The Security Service of Ukraine (SBU) displayed a fighter pilot on the messaging app Telegram with a caption that claimed the “Ghost of Kiev” was an “angel” for having shot down 10 Russian aircraft. The agency did not name the “angel”, and reports later pointed out that the photo was old.
An expert on Ukrainian militarism told the BBC, on condition of anonymity, that the “Ghost of Kiev” story had “helped to lift morale at a time when people needed simple stories”.
Justin Crump of security consultancy Sybilline says the “Ghost of Kiev” legend is important because in our social media age “people need myths, heroes and legends, to provide cohesion and meaning.”
Shipwreck of the Pride of the Russian Fleet in the Black Sea
Ukrainian morale was also boosted by the story of the Russian missile cruiser Moskva, which still has several gaps.
Ukraine allegedly sank the pride of the Russian fleet in the Black Sea with two nationally manufactured Neptune missiles after Russia’s annexation of Ukraine’s Crimea region in 2014.

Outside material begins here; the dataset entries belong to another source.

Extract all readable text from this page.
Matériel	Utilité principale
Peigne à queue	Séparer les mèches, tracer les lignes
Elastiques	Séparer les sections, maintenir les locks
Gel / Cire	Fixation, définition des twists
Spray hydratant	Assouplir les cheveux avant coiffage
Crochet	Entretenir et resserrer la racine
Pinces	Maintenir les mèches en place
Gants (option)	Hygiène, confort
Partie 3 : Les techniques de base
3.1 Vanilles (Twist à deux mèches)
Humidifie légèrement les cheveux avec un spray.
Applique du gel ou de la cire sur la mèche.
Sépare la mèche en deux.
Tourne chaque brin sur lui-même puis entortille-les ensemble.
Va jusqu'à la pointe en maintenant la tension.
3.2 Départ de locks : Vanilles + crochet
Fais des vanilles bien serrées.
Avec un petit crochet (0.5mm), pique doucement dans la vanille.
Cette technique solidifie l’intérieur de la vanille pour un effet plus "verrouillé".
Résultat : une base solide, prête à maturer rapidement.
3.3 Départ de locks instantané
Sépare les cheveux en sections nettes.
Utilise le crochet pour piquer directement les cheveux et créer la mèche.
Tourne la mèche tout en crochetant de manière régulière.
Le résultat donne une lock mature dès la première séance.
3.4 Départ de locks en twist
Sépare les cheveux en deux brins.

Russia admitted that there was a fire on board and that the ship sank, but made no mention of a missile attack. At 12,490 tons, she is the largest Russian warship sunk in combat since World War II (1939-45).
Jenny Hill, the BBC’s Moscow correspondent, said the sinking of the Moskva was considered by many to be a “significant and humiliating” loss for Russian President Vladimir Putin and a “blow” to Russian national pride.

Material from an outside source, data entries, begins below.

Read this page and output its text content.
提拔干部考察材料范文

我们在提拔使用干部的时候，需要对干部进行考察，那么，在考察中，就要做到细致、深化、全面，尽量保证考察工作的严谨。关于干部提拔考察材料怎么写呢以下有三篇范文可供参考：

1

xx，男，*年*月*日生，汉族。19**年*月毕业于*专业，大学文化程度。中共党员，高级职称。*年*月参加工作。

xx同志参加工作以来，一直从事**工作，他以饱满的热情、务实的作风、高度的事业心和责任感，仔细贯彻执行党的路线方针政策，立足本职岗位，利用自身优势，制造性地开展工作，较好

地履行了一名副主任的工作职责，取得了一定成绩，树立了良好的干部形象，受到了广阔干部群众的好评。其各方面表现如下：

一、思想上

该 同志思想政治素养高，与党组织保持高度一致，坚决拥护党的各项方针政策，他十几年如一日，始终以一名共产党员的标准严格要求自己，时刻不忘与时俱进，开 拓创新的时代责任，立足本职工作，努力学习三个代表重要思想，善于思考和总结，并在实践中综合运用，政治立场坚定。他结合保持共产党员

After the sinking, Mykola Bielieskov of the National Institute for Strategic Studies of Ukraine, which advises the Ukrainian government on military strategy, said that “Russian ships will now be forced to move away from the Ukrainian coast, where they can no longer feel safe”.

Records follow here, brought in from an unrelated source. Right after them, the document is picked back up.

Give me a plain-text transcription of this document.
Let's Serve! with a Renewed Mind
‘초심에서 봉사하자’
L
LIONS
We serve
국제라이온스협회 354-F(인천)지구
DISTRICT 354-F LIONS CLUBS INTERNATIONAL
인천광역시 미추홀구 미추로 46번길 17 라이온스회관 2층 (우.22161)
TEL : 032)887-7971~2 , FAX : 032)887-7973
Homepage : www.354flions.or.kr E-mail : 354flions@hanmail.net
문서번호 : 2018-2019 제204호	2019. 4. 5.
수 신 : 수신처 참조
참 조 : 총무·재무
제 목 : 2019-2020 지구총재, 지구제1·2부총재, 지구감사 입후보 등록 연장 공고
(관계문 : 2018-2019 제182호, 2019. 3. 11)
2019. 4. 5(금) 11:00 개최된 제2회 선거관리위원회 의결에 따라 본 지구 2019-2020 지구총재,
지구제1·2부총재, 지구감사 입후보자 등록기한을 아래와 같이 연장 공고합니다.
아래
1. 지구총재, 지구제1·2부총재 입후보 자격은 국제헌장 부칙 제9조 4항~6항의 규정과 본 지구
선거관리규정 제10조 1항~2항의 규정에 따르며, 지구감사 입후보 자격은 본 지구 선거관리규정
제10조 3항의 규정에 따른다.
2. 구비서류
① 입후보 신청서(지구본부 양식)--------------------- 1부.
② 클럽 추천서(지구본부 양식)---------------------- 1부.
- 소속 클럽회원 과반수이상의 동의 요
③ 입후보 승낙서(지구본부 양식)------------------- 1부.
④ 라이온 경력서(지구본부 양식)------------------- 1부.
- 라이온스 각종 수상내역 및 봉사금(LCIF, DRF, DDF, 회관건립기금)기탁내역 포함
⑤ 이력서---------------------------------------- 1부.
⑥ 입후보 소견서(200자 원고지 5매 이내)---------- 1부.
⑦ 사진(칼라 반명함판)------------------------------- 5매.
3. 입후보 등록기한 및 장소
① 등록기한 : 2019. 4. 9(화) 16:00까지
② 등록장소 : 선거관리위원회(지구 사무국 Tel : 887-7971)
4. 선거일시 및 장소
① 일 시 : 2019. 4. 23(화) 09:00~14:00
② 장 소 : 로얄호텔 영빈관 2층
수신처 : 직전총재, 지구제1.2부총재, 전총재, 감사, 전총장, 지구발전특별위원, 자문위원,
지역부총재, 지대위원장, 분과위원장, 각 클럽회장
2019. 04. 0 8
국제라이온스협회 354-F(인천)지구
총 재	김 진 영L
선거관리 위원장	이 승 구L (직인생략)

The Moskva did not actually fire missiles at Ukrainian land targets, but military experts told the BBC the vessel provided crucial support to other vessels that did.
Legendary pilots in history
Heroic fighter pilots also entered the national mythology of other countries. The UK celebrates the brave Royal Air Force pilots who outmaneuvered the mighty Nazi Luftwaffe in the Battle of Britain in 1940.
And Russia itself glorifies the sacrifices of its WWII pilots who fought Nazi Germany’s rivals. Some deliberately collided with enemy planes after running out of bullets.
Legends such as the Phantom of Kiev are not surprising when there are such contrasting figures given for Russian and Ukrainian losses: there is plenty of room for reality make-up.
On April 30, for example, the General Staff of the Armed Forces of Ukraine said that in the war so far Russia had lost 190 planes and 155 helicopters. But independent military analysts at Oryx put Russian losses at 26 planes and 39 helicopters, as well as 48 drones.
Both Russia and Ukraine are very secretive about their own losses. Counting is difficult because aircraft often crash into enemy-controlled territory, and some manage to land back in Russia.
Experts agree that, in most cases, Russian aircraft were shot down with surface-to-air missiles, especially portable air defense systems (Manpads).